Elastyczne ogrzewanie. Zdrowe. Bezpieczne. Komfortowe.
W artykule „Komfort cieplny oznacza komfortowe schładzanie organizmu” omawiany był komfort cieplny w aspekcie funkcjonujących w organizmie każdego człowieka mechanizmów termoregulacyjnych. Temperatura wnętrz mieszkalnych musi być bezpieczna dla zdrowia długoterminowo. Bezpieczna nie tylko dzisiaj, gdy jesteśmy młodzi i zdrowi lecz także gdy będziemy starsi i mechanizmy regulacyjne organizmu już nie będą funkcjonować tak idealnie. To powinien być priorytet w myśleniu o NASZEJ instalacji centralnego ogrzewania.
To nie my mamy dostosować się do domu lecz dom powinien dostosować się do nas, do naszych potrzeb, tam gdzie jest to możliwe. Nasz dom nie może nam szkodzić! Dlatego ważna są właściwe strategie grzania.

Komfort jaki dają grzejniki Regulus
- Czy każdy domownik, w każdym wieku i w każdym stanie zdrowia, wypoczęty czy zmęczony, zawsze uzna taką samą temperaturę jako komfortową dla siebie?
- Czy taka sama temperatura powinna panować w domu zawsze i wszędzie – w porze relaksu, zajęć wymagających aktywności fizycznej, aktywności umysłowej, czy podczas snu?
- Czyż podczas całego sezonu grzewczego taka sama temperatura powinna panować przez całą dobę, w każdym pomieszczeniu w całym domu?
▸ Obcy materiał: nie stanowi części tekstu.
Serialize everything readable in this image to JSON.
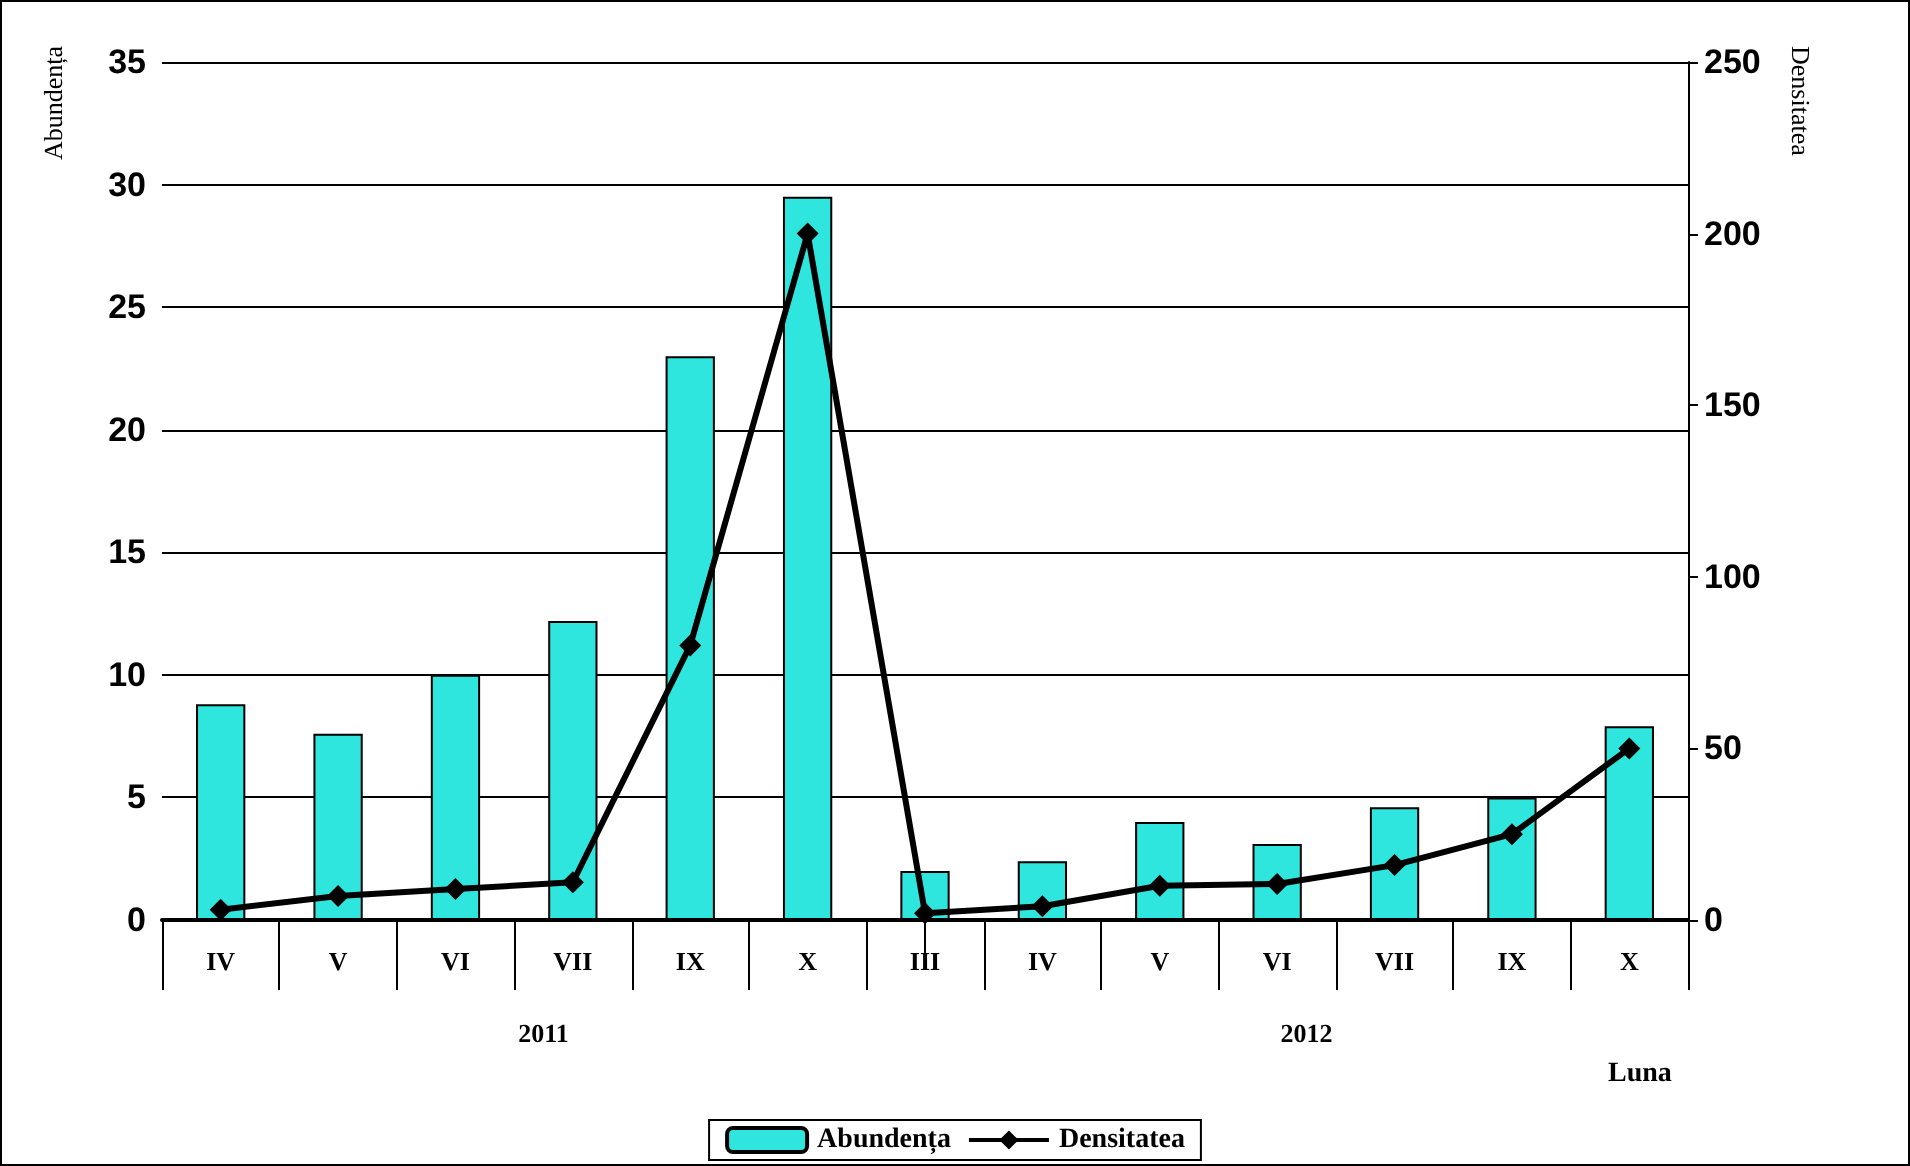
{
  "chart_data": {
    "type": "bar",
    "xlabel": "Luna",
    "ylabel": "Abundența",
    "y2label": "Densitatea",
    "categories": [
      "IV",
      "V",
      "VI",
      "VII",
      "IX",
      "X",
      "III",
      "IV",
      "V",
      "VI",
      "VII",
      "IX",
      "X"
    ],
    "series": [
      {
        "name": "Abundența",
        "color": "#2ee6de",
        "values": [
          8.8,
          7.6,
          10,
          12.2,
          23,
          29.5,
          2,
          2.4,
          4,
          3.1,
          4.6,
          5,
          7.9
        ]
      },
      {
        "name": "Densitatea",
        "type": "line",
        "axis": "y2",
        "color": "#000000",
        "marker": "diamond",
        "values": [
          3,
          7,
          9,
          11,
          80,
          200,
          2,
          4,
          10,
          10.5,
          16,
          25,
          50
        ]
      }
    ],
    "ylim": [
      0,
      35
    ],
    "yticks": [
      0,
      5,
      10,
      15,
      20,
      25,
      30,
      35
    ],
    "y2lim": [
      0,
      250
    ],
    "y2ticks": [
      0,
      50,
      100,
      150,
      200,
      250
    ],
    "grid": "y",
    "legend": "bottom",
    "annotations": [
      "2011",
      "2012"
    ]
  }
}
Odpowiedź „nie” na którekolwiek z powyższych pytań, oznacza, że aby spełnić nasze potrzeby musimy posiadać maksymalnie elastyczny system dystrybucji ciepła.
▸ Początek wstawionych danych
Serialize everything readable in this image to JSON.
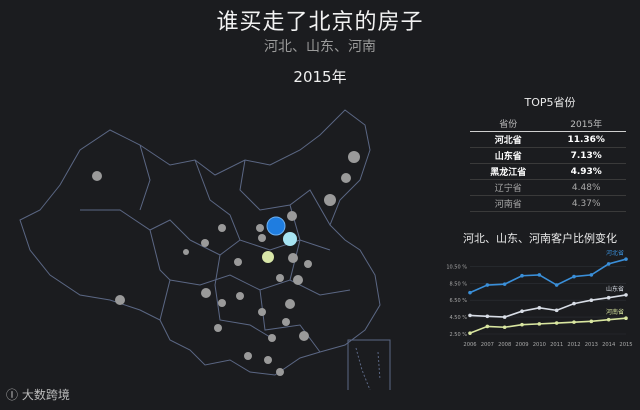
{
  "header": {
    "title": "谁买走了北京的房子",
    "subtitle": "河北、山东、河南",
    "year": "2015年"
  },
  "top5": {
    "title": "TOP5省份",
    "col_province": "省份",
    "col_year": "2015年",
    "rows": [
      {
        "province": "河北省",
        "value": "11.36%"
      },
      {
        "province": "山东省",
        "value": "7.13%"
      },
      {
        "province": "黑龙江省",
        "value": "4.93%"
      },
      {
        "province": "辽宁省",
        "value": "4.48%"
      },
      {
        "province": "河南省",
        "value": "4.37%"
      }
    ]
  },
  "brand": "大数跨境",
  "colors": {
    "hebei": "#3a8fd9",
    "shandong": "#d8dde6",
    "henan": "#d9e6a0",
    "map_stroke": "#5b6784",
    "bubble": "#9a9a9a",
    "highlight_blue": "#1f7de0",
    "highlight_cyan": "#a6e3f2",
    "highlight_yellow": "#d8e6a8"
  },
  "chart_data": [
    {
      "type": "scatter",
      "title": "",
      "description_note": "",
      "bubbles": [
        {
          "label": "",
          "size": "large",
          "highlight": "blue"
        },
        {
          "label": "",
          "size": "medium",
          "highlight": "cyan"
        },
        {
          "label": "",
          "size": "medium",
          "highlight": "yellow"
        }
      ]
    },
    {
      "type": "line",
      "title": "河北、山东、河南客户比例变化",
      "x": [
        "2006",
        "2007",
        "2008",
        "2009",
        "2010",
        "2011",
        "2012",
        "2013",
        "2014",
        "2015"
      ],
      "yticks": [
        "2.50 %",
        "4.50 %",
        "6.50 %",
        "8.50 %",
        "10.50 %"
      ],
      "ylim": [
        2.5,
        11.5
      ],
      "series": [
        {
          "name": "河北省",
          "color": "#3a8fd9",
          "values": [
            7.4,
            8.3,
            8.4,
            9.4,
            9.5,
            8.3,
            9.3,
            9.5,
            10.8,
            11.36
          ]
        },
        {
          "name": "山东省",
          "color": "#d8dde6",
          "values": [
            4.7,
            4.6,
            4.5,
            5.2,
            5.6,
            5.3,
            6.1,
            6.5,
            6.8,
            7.13
          ]
        },
        {
          "name": "河南省",
          "color": "#d9e6a0",
          "values": [
            2.6,
            3.4,
            3.3,
            3.6,
            3.7,
            3.8,
            3.9,
            4.0,
            4.2,
            4.37
          ]
        }
      ]
    }
  ]
}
Ogrzewanie podłogowe nim nie jest a zatem według tych kryteriów nie jest szczytem komfortu cieplnego. Jest to ogrzewanie pasywne, słabo i długo reagujące na jakąkolwiek potrzebę zmiany temperatury wnętrza, wymagające sterowania znacznie wyprzedzającego ewentualną, trudną do kontrolowania zmianę, szczególnie w okresie dynamicznych zmian pogodowych.
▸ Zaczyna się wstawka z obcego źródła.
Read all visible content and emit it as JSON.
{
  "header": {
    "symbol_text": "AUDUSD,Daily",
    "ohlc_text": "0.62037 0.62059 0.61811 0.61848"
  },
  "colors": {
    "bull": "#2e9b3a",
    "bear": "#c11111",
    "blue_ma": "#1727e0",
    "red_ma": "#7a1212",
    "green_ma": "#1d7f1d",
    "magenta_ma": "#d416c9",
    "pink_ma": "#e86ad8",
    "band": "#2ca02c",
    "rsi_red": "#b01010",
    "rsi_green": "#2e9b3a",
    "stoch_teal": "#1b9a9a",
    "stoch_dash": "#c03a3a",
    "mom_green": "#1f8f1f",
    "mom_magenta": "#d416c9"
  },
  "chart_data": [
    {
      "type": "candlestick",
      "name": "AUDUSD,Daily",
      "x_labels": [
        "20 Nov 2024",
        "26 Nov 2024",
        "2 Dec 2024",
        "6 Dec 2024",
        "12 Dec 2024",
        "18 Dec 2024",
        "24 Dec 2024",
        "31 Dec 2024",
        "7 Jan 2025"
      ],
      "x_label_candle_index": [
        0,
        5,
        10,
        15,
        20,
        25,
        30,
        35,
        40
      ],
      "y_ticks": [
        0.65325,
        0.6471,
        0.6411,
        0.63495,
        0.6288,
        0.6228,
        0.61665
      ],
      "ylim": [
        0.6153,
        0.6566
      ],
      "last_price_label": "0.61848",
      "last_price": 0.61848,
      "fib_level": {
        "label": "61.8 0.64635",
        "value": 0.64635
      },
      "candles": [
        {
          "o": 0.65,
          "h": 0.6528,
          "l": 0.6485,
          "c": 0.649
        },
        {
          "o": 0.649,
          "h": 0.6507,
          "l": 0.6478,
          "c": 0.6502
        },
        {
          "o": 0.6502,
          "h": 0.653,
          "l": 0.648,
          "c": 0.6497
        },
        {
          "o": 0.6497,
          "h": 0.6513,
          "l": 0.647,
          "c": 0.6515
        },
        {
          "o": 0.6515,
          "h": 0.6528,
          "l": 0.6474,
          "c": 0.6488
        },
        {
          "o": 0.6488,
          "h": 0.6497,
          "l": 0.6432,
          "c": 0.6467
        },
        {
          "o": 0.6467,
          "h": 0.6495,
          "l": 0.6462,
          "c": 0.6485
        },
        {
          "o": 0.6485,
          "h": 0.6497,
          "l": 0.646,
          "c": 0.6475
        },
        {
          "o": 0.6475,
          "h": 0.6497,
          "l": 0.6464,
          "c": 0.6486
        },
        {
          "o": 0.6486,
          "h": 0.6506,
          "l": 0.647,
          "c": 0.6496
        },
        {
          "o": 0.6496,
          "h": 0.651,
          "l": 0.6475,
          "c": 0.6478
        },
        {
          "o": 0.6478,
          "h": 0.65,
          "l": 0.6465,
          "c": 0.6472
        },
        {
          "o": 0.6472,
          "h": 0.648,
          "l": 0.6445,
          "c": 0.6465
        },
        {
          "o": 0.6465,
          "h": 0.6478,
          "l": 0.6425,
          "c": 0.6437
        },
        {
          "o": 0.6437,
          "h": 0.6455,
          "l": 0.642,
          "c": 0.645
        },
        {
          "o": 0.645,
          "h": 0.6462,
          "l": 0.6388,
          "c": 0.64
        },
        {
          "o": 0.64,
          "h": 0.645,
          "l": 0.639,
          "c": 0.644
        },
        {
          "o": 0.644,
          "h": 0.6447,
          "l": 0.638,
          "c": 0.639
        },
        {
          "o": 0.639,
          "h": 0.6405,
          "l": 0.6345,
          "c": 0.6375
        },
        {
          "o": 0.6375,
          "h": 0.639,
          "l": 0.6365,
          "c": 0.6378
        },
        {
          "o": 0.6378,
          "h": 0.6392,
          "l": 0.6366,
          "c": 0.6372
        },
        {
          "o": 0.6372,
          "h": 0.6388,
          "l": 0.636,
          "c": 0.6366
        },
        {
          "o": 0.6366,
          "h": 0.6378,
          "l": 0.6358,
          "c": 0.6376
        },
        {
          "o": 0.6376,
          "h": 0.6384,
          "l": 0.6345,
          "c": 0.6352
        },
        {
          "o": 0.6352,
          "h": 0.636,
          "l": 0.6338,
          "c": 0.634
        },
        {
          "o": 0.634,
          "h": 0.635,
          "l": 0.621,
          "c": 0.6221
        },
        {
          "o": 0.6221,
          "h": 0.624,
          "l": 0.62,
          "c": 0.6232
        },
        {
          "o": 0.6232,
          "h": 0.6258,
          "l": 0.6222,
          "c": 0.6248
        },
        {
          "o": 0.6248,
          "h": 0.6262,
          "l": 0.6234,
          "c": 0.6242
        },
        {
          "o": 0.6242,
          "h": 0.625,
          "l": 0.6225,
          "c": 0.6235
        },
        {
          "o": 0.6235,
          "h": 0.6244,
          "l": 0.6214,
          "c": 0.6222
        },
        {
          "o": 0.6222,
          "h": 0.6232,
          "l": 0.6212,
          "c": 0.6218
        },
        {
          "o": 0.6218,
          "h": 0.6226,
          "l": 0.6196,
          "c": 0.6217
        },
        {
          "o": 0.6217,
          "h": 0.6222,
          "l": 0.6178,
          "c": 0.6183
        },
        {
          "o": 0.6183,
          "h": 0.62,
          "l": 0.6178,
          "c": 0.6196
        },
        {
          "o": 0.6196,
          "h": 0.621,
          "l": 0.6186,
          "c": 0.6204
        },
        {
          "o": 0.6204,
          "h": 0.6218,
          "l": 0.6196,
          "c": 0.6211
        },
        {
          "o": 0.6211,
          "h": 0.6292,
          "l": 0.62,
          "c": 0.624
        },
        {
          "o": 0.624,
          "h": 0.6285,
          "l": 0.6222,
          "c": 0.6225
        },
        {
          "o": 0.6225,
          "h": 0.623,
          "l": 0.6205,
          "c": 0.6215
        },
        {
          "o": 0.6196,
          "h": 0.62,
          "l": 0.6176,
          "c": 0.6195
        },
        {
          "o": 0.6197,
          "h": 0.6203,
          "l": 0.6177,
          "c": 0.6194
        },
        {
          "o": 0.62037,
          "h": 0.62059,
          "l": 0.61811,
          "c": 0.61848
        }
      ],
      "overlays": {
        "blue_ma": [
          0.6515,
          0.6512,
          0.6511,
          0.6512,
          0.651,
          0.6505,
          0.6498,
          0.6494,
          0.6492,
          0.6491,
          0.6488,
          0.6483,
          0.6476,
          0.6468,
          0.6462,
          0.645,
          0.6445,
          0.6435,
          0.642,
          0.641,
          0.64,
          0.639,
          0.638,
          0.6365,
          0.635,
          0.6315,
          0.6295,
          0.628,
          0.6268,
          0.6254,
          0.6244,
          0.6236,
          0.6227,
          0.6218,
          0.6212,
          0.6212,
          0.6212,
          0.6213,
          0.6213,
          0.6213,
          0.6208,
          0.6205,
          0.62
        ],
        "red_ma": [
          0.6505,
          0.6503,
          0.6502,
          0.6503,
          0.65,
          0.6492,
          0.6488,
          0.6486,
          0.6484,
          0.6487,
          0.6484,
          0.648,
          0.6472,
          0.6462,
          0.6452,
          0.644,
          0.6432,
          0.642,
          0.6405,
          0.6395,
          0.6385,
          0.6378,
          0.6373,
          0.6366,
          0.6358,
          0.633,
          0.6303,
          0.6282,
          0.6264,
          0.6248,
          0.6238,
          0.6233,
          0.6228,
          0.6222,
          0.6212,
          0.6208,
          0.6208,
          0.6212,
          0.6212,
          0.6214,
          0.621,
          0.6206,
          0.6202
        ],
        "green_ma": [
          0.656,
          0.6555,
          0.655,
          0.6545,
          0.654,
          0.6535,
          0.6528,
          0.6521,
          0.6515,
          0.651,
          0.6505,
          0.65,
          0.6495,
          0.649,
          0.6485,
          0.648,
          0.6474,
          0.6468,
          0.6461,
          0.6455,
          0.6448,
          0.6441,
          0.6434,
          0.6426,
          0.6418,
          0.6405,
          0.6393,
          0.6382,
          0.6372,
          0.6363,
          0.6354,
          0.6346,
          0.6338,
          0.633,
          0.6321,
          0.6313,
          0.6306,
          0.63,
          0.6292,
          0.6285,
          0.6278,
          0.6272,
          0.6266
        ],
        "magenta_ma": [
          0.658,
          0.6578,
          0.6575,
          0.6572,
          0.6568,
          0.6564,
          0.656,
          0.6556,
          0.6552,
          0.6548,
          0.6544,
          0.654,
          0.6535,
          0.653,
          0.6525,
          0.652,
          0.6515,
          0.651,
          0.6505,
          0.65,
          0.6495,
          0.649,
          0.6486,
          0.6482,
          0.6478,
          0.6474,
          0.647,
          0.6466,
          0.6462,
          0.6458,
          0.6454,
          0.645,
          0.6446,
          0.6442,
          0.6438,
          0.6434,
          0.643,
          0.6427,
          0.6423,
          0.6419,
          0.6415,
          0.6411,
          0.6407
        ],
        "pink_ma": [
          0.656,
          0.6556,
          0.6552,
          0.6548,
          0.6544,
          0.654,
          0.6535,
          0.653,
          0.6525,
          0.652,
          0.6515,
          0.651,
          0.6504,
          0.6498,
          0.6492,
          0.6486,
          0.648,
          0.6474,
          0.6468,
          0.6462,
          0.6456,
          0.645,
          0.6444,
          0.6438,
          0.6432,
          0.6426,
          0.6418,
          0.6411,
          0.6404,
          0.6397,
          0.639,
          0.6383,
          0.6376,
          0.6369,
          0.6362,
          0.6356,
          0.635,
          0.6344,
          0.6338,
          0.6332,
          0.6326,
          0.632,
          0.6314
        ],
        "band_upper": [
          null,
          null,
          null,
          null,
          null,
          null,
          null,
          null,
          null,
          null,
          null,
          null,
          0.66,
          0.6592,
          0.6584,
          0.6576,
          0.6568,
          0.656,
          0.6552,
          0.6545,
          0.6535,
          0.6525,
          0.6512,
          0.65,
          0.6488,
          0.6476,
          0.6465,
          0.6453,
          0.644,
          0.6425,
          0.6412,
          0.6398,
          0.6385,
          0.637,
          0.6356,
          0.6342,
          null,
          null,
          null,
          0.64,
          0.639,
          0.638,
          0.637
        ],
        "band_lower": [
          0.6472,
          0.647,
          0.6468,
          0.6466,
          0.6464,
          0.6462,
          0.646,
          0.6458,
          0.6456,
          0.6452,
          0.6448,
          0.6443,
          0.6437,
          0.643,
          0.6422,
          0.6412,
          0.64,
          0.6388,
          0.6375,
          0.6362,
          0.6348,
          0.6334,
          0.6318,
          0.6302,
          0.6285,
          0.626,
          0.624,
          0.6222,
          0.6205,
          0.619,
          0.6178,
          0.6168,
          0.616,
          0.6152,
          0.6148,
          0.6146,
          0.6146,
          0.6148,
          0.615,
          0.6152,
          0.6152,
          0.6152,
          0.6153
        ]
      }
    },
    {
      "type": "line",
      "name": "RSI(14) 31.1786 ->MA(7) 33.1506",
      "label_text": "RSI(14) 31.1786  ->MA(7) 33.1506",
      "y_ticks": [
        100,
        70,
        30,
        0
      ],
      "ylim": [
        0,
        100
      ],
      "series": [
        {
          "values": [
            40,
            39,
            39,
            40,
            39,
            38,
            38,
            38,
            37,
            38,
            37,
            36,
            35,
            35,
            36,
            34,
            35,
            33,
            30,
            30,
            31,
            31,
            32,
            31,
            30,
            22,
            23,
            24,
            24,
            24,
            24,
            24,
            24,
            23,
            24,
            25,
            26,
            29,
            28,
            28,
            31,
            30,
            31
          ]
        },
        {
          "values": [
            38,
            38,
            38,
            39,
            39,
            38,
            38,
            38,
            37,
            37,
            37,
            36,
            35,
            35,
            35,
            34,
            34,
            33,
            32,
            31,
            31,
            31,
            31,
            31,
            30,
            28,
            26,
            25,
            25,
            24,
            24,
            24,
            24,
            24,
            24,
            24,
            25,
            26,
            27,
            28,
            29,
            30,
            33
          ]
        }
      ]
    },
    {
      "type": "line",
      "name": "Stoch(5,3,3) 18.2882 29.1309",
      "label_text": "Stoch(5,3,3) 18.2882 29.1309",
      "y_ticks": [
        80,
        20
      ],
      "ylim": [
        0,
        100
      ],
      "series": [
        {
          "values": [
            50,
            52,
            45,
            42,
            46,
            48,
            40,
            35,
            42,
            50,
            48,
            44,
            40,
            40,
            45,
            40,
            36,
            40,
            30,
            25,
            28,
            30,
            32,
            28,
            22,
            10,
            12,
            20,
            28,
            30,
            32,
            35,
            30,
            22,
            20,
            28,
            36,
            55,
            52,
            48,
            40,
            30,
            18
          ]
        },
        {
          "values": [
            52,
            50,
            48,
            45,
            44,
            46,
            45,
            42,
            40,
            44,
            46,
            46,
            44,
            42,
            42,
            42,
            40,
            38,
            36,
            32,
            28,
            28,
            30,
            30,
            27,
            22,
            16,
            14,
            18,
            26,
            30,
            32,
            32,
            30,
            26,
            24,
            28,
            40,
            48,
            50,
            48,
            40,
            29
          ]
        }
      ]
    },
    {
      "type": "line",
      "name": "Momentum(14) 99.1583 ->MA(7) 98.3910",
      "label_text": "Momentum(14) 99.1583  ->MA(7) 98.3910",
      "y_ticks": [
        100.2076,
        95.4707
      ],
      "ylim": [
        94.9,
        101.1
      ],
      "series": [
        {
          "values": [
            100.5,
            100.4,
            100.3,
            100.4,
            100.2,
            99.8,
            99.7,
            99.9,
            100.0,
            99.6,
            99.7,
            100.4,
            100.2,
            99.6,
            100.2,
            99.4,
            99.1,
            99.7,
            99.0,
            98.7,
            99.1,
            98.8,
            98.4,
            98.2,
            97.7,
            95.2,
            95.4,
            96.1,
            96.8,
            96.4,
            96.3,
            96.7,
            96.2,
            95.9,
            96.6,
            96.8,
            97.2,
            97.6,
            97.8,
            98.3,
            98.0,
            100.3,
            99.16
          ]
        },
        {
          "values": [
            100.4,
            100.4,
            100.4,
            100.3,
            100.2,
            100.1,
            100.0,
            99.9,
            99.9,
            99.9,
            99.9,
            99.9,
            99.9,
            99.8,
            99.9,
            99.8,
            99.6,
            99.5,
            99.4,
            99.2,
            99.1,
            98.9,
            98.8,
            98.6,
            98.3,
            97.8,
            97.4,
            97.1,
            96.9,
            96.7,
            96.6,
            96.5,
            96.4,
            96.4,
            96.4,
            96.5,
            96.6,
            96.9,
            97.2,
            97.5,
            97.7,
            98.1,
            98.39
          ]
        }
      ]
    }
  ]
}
Ogrzewanie podłogowe powinno pełnić funkcję ogrzewania wspomagającego, zapewniając „efekt letniej podłogi” (patrz: Hybrydowa dystrybucja ciepła). Element grzewczy o tak kolosalnej bezwładności cieplnej, jako jedyny dystrybutor ciepła w pomieszczeniu, wyklucza optymalne gospodarowanie wytworzoną energią.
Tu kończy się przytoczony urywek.